Find all pairs of positive whole numbers Find all pairs of positive whole numbers x and y which are a solution for $ \dfrac{2}{x} + \dfrac {3}{y} = 1 $.
I don't really understand how to tackle this question. I rewrote $ \dfrac{2}{x} + \dfrac {3}{y} = 1 $ as $2y+ 3x =xy$  but that's it..
 A: You can write the equation as $xy-2y-3x=0$. If you factor this you will get
\begin{equation*}
(x-2)(y-3)=6.
\end{equation*}
Do you see how to proceed?
A: If we multiply both sides the original equation by $xy$, we ge $2y+3x=xy$. We can rewrite this as $2y+3x-xy=0$. We now perform a little trick.
Note that what we have is very much like $(3-y)(x-2)=3x+2y-xy-6$. If we subtract $6$ from both sides, we get $2y+3x-xy-6=-6$ and $(3-y)(x-2)=-6$. Multiplying through by $-1$ gives $(y-3)(x-2)=6$. You can now search for pairs of small $x$ and $y$ that satisfy the condition. (Hint: Use the prime factorization of $6$ to help you.)
A: The "trick" of rewriting $2y+3x=xy$ as $(x-2)(y-3)=6$ is nice. Note its resemblance to its far more important cousin, completing the square. 

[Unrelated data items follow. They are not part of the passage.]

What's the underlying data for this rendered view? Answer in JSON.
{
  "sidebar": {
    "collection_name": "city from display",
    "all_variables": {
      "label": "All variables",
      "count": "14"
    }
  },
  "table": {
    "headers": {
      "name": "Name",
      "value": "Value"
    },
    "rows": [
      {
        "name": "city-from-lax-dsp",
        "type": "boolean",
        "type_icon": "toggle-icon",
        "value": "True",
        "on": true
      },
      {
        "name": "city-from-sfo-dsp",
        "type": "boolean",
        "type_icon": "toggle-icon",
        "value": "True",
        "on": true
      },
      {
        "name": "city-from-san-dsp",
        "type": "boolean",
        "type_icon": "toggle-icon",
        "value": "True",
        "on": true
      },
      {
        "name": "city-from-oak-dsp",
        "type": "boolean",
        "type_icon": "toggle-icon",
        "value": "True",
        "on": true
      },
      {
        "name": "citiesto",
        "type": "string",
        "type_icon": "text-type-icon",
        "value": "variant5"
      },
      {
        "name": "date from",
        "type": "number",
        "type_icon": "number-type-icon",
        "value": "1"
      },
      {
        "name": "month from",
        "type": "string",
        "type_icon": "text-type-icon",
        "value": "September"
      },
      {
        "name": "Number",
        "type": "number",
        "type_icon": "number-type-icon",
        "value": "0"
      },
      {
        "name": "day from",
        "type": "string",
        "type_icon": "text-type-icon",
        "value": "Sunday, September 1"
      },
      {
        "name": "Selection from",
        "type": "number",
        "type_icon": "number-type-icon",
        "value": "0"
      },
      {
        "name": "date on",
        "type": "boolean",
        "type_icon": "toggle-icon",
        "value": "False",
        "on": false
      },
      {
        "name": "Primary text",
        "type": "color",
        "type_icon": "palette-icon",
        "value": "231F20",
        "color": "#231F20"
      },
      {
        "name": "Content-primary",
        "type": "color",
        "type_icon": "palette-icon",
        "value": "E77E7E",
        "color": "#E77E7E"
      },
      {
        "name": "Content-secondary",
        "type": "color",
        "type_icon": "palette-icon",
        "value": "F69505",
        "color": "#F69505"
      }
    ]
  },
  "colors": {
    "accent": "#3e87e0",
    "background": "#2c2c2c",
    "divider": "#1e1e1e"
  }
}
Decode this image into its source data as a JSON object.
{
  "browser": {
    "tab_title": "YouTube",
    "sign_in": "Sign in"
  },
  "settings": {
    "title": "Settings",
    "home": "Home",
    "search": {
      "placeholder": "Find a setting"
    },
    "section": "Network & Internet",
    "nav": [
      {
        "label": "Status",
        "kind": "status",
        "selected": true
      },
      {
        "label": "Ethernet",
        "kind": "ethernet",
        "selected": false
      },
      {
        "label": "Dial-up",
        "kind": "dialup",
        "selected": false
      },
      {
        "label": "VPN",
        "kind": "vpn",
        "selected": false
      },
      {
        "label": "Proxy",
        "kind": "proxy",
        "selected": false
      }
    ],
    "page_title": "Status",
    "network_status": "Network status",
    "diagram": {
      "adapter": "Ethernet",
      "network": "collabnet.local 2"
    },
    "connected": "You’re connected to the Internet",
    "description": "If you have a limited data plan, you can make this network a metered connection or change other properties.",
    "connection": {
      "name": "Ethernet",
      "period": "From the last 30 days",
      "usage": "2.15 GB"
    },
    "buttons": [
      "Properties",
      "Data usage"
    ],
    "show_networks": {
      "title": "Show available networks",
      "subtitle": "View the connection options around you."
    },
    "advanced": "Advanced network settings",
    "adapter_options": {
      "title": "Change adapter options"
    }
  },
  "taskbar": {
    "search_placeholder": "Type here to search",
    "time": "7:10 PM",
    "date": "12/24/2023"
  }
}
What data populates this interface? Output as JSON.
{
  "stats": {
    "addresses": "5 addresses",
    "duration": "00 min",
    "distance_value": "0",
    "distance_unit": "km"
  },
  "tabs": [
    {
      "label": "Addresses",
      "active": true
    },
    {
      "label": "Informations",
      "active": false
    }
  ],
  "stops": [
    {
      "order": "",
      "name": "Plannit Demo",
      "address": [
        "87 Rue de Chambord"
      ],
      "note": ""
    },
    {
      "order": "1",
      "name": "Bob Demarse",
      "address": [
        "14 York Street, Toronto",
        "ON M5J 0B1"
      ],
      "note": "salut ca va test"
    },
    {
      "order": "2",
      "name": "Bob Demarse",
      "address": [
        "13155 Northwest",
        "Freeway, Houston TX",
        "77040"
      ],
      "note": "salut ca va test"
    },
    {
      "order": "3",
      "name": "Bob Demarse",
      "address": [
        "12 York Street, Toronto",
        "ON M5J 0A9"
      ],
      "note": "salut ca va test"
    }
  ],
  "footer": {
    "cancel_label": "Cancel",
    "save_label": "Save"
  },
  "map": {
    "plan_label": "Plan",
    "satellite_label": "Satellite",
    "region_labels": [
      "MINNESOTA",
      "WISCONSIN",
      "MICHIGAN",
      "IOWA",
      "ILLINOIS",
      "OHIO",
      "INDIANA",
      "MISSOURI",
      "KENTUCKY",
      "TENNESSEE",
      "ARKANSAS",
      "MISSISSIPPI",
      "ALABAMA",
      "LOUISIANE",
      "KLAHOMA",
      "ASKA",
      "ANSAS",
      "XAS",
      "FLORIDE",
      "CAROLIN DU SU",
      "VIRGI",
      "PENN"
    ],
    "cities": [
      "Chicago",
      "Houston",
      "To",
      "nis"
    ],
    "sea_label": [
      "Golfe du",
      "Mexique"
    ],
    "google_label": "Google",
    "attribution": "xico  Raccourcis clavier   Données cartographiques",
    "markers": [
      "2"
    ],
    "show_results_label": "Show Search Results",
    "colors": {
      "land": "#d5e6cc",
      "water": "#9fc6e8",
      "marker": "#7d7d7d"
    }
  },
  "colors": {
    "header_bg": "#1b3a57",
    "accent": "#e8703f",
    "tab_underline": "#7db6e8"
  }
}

But that's not what this answer is about.  We claim that even someone totally innocent of algebra can find all the solutions of $\dfrac{2}{x}+\dfrac{3}{y}=1$, and prove that all of them have been found. All one needs to do is to engage with the numbers. 
The key observation is that $x$ and $y$ cannot both be big. We will use this observation fairly efficiently. But even an inefficient approach leads quickly to a full answer.
If $x\ge 5$ and $y\ge 5$, we are in trouble unless $x=y=5$. This satisfies the equation. Except in this case, one of $x$ or $y$ must be $\le 4$. A short list of candidates! And many of them are obviously no good. 
Can $x=1$? Of course not, the result would be too big. Similarly, $x$ cannot be $2$. 
If $x=3$, then $y=9$.  If $x=4$, then $y=6$.
Can $y=1$, $2$, or $3$? Of course not. Put $y=4$. We get $x=8$.